Little did she know that, in the state right next over, Katie Furey, a sophomore in college home for the pandemic, started a similar project of her own. Katie had always been close with her grandmother, Mary, who was living in a nursing home at the time of the pandemic. When Katie and her family would visit Mary and her neighbors from outside the window of the nursing home, waving frantically through the glass and chatting on the phone, Katie wished there was a way for young people like herself to connect more deeply with these wonderful people on the other side of the glass who were experiencing a loneliness perhaps even more pronounced than the loneliness Katie and her peers were facing as the pandemic ramped up. The United Nations Millennium Fellowship being hosted through Tufts University presented a perfect opportunity for Katie to put her idea into action. Using the program’s framework, Katie partnered with the Little Sisters of the Poor home in Enfield, Connecticut. Katie met around ten older adults from the home on Zoom, connecting with them and learning tidbits of their life stories, which she is working on compiling as a series of vignettes.

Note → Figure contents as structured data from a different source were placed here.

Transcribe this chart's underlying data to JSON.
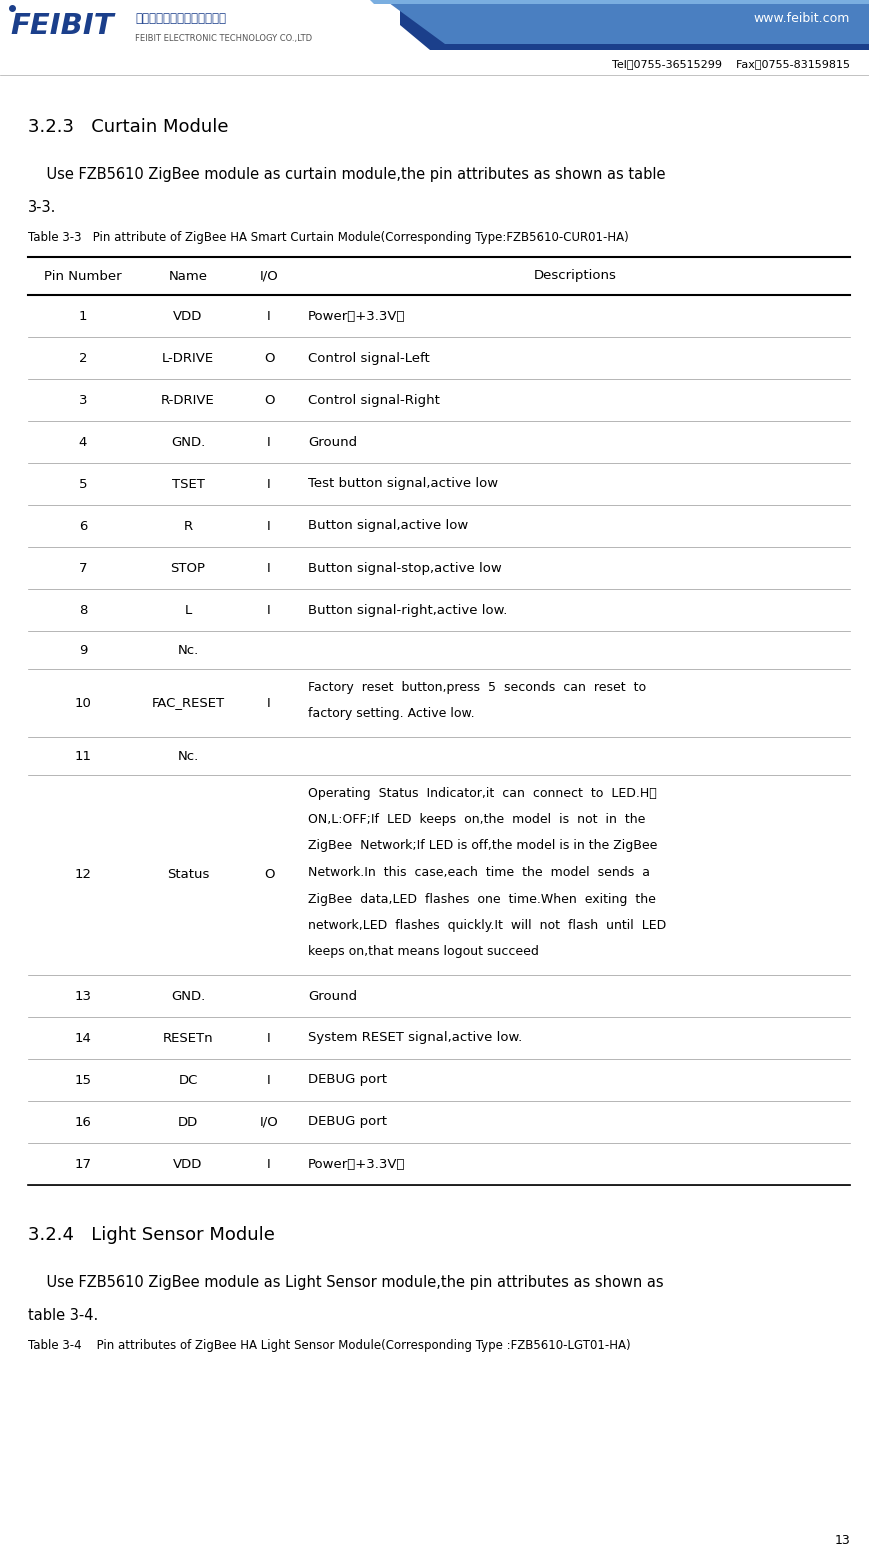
{
  "page_number": "13",
  "website": "www.feibit.com",
  "tel": "Tel：0755-36515299    Fax：0755-83159815",
  "company_cn": "深圳市飞比电子科技有限公司",
  "company_en": "FEIBIT ELECTRONIC TECHNOLOGY CO.,LTD",
  "logo_feibit": "FEIBIT",
  "section_title": "3.2.3   Curtain Module",
  "intro_line1": "    Use FZB5610 ZigBee module as curtain module,the pin attributes as shown as table",
  "intro_line2": "3-3.",
  "table_caption": "Table 3-3   Pin attribute of ZigBee HA Smart Curtain Module(Corresponding Type:FZB5610-CUR01-HA)",
  "table_headers": [
    "Pin Number",
    "Name",
    "I/O",
    "Descriptions"
  ],
  "table_data": [
    [
      "1",
      "VDD",
      "I",
      "Power（+3.3V）"
    ],
    [
      "2",
      "L-DRIVE",
      "O",
      "Control signal-Left"
    ],
    [
      "3",
      "R-DRIVE",
      "O",
      "Control signal-Right"
    ],
    [
      "4",
      "GND.",
      "I",
      "Ground"
    ],
    [
      "5",
      "TSET",
      "I",
      "Test button signal,active low"
    ],
    [
      "6",
      "R",
      "I",
      "Button signal,active low"
    ],
    [
      "7",
      "STOP",
      "I",
      "Button signal-stop,active low"
    ],
    [
      "8",
      "L",
      "I",
      "Button signal-right,active low."
    ],
    [
      "9",
      "Nc.",
      "",
      ""
    ],
    [
      "10",
      "FAC_RESET",
      "I",
      "Factory  reset  button,press  5  seconds  can  reset  to\nfactory setting. Active low."
    ],
    [
      "11",
      "Nc.",
      "",
      ""
    ],
    [
      "12",
      "Status",
      "O",
      "Operating  Status  Indicator,it  can  connect  to  LED.H：\nON,L:OFF;If  LED  keeps  on,the  model  is  not  in  the\nZigBee  Network;If LED is off,the model is in the ZigBee\nNetwork.In  this  case,each  time  the  model  sends  a\nZigBee  data,LED  flashes  one  time.When  exiting  the\nnetwork,LED  flashes  quickly.It  will  not  flash  until  LED\nkeeps on,that means logout succeed"
    ],
    [
      "13",
      "GND.",
      "",
      "Ground"
    ],
    [
      "14",
      "RESETn",
      "I",
      "System RESET signal,active low."
    ],
    [
      "15",
      "DC",
      "I",
      "DEBUG port"
    ],
    [
      "16",
      "DD",
      "I/O",
      "DEBUG port"
    ],
    [
      "17",
      "VDD",
      "I",
      "Power（+3.3V）"
    ]
  ],
  "section2_title": "3.2.4   Light Sensor Module",
  "intro2_line1": "    Use FZB5610 ZigBee module as Light Sensor module,the pin attributes as shown as",
  "intro2_line2": "table 3-4.",
  "table2_caption": "Table 3-4    Pin attributes of ZigBee HA Light Sensor Module(Corresponding Type :FZB5610-LGT01-HA)",
  "bg_color": "#ffffff",
  "header_blue_dark": "#1b3f8b",
  "header_blue_mid": "#2e5fa8",
  "header_blue_light": "#4a7fc1",
  "header_stripe": "#3a6ab5"
}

Arielle and Katie met in 2020, quickly connecting over their aligned passions to build intergenerational connections provide a platform for local seniors to share their stories, and preserve such histories through their collective love for writing. They decided to start the Tufts Legacy Project, a chapter of The Legacy Project based out of Tufts University in Medford, Massachusetts which seeks to bond college students 1:1 with older adults living in the host communities of Medford and Somerville. When Katie decided to join the Millennium Fellowship for a second year, she met Wanda Schlumpf, a sophomore at Tufts, who was similarly dedicated to the value of storytelling. Wanda took on the project with her and joined the Tufts TLP chapter as a founding member. Together, the three women helped to build it into an organization of nearly 30 students passionate about empowering local seniors with the platform to amplify their stories.
Having watched the Tufts chapter grow over the past two years, Arielle, Katie, and Wanda decided to establish TLP as a nonprofit organization with the goal of spreading TLP’s mission across the country - preserving stories of seniors who might not otherwise have the opportunity. TLP seeks to build sustainable, intergenerational connections as a means to combat social isolation, preserve the life histories of older adults, engage young individuals in revolutionizing perspectives on aging, and ensure that every old adult- regardless of background - has the opportunity to share their experiences.
There are millions of stories waiting to be told. It's your moment to change that.